Since we have obtained the derivative of $\ln x$ as $\dfrac{1}{x}$, so $\dfrac{d}{dx}(\log x)=\dfrac{1}{x\ln 10}$. As a next step, we will substitute these derivatives into the product rule formula which will then have the form:

$y’=\dfrac{x}{x\ln 10}+\log x$

$y’=\dfrac{1}{\ln 10}+\log x$

$y’=\dfrac{\log e}{\log 10}+\log x$

Use the fact that $\log 10=1$ to have $y’=\log e+\log x$. As the last step, you need to use the logarithmic property that is $\log a+\log b=\log(ab)$. Finally, you will get the result as: $y’=\log(ex)$ or $\dfrac{d}{dx}(x\log x)=\log(ex)$. In this way, you can show that the derivatives of $x\log x$ and $x\ln x$ are different.
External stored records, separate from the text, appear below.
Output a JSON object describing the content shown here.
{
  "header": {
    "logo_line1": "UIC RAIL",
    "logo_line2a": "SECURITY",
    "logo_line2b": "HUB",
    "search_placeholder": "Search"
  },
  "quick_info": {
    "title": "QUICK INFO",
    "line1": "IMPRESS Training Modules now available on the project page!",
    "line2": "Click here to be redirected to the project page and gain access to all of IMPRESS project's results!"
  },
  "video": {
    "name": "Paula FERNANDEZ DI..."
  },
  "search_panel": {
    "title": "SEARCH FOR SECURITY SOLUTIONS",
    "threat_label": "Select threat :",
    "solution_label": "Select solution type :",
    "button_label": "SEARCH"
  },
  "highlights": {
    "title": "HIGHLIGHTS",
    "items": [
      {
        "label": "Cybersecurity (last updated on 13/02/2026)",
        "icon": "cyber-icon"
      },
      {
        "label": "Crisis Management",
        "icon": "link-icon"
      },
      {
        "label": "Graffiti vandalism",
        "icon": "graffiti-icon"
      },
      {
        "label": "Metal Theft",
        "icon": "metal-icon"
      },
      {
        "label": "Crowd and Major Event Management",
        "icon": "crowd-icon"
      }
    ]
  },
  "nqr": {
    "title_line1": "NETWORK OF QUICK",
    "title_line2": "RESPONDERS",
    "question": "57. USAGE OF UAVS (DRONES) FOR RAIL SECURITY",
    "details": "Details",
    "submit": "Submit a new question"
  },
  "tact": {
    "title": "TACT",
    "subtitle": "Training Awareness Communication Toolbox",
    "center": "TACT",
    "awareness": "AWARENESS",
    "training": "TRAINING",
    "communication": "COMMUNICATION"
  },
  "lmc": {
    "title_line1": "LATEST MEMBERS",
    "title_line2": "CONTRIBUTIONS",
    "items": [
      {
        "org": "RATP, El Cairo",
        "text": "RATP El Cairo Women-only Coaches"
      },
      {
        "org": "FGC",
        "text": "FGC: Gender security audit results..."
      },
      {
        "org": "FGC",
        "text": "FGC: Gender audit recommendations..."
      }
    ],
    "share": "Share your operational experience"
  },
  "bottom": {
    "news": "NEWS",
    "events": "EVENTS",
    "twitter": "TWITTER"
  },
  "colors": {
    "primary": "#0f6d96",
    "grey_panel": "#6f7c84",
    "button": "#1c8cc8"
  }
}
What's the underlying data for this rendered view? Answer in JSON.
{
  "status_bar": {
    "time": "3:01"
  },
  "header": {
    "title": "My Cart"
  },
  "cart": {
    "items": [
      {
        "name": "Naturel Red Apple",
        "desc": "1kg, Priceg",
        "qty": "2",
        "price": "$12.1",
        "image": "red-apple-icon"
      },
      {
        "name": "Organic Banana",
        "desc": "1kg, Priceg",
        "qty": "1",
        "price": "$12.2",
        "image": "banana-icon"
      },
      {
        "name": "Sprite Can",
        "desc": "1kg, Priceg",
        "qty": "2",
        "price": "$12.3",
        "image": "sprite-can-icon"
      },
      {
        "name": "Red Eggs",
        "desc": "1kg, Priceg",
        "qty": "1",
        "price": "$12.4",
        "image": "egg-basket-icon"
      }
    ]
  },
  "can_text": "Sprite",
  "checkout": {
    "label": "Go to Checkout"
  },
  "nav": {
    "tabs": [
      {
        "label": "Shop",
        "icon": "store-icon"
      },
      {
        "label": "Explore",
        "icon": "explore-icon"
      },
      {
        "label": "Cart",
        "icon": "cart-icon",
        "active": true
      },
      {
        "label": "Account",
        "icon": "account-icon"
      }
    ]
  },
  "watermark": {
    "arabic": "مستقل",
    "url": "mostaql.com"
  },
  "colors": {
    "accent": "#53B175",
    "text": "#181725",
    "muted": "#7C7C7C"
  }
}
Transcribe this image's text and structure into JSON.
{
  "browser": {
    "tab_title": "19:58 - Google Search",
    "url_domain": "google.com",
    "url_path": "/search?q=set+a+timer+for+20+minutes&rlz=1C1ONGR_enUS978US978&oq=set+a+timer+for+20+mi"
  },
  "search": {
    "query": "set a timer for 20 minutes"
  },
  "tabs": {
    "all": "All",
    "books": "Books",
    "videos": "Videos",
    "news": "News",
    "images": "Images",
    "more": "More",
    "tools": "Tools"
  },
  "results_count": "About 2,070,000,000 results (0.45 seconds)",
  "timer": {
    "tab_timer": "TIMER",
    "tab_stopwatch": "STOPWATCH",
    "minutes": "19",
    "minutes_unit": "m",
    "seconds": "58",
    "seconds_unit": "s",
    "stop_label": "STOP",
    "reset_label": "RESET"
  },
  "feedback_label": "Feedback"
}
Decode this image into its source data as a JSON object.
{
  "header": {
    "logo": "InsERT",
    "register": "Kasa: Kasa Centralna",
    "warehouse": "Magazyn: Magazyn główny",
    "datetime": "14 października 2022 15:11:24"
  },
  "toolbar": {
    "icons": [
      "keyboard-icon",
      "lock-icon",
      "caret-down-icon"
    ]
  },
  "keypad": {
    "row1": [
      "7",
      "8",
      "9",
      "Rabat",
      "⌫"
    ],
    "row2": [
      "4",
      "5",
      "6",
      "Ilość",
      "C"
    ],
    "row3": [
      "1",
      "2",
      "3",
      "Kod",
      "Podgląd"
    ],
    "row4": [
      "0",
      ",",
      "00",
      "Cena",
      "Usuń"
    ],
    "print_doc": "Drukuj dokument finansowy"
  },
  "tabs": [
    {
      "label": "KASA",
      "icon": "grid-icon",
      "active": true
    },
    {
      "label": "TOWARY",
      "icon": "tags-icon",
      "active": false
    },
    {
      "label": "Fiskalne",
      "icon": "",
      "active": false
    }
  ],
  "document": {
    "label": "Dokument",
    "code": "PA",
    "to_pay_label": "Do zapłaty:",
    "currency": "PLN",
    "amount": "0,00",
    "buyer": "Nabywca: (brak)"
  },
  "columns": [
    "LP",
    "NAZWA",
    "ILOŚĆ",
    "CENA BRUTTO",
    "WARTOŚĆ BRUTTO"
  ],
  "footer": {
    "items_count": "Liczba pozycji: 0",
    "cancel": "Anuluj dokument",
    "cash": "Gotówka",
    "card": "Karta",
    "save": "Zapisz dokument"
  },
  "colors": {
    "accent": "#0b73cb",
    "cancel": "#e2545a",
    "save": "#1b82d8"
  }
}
## The Second Derivative of x ln x

The second-order derivative can simply be defined as the derivative of a function’s first-order derivative. The $n$th order derivative of any given function can be found in the same way as the second derivative. When the derivative of a polynomial function is taken up to a certain degree, it becomes zero. Functions with negative powers, such as $x^{-1},x^{-2},\cdots$, on the other hand, do not vanish when the higher-order derivatives are taken.

You can find the second derivative of $x\ln x$ by taking the derivative of $\ln x + 1$. Since previously it was obtained that $y’=\ln x+1$, we can denote the second derivative by $\dfrac{d^2}{dx^2}{(y)}=y”$. Also, there are two separate terms due to which you do not have to use the product rule. The derivative will be directly applied to each term as follows:

$\dfrac{d}{dx}(y’)=\dfrac{d}{dx}(\ln x)+\dfrac{d}{dx}(1)$

The derivative of $\ln x=\dfrac{1}{x}$ and the derivative of a constant is always zero, therefore, the second derivative of $x\ln x$ is:

$y”=\dfrac{1}{x}+0$ or $y”=\dfrac{1}{x}$

From the second derivative, you can see that this derivative will not vanish as we take the higher-order derivatives of $x\ln x$. The $n$th derivative of $x\ln x$ will result in higher powers of $x$ in the denominator.

## Conclusion

We’ve covered a lot of ground in our search for the derivative of $x\ln x$, so to ensure that you can easily find the derivative of the functions involving natural logarithm, let us summarize the guide:

**The derivative of $x\ln x$ is $\ln x+1$.****Finding the derivative of this function requires the application of the product rule.****You will get the same result regardless of the method used in finding the derivative of $x\ln x$.****The derivatives of $x\log x$ and $x\ln x$ are not the same.****The higher order derivatives of $x\ln x$ will result in the higher powers of $x$ in the denominator.**

The derivative of the functions involving the product of two terms having the independent variable can be found using the product rule. Other rules, such as the power rule, sum and difference rule, quotient rule, and chain rule are present to make the differentiation easier. So search for some interesting functions involving natural and common logarithms or the product of two terms having the independent variable to have a nice command on the derivatives using the product rule.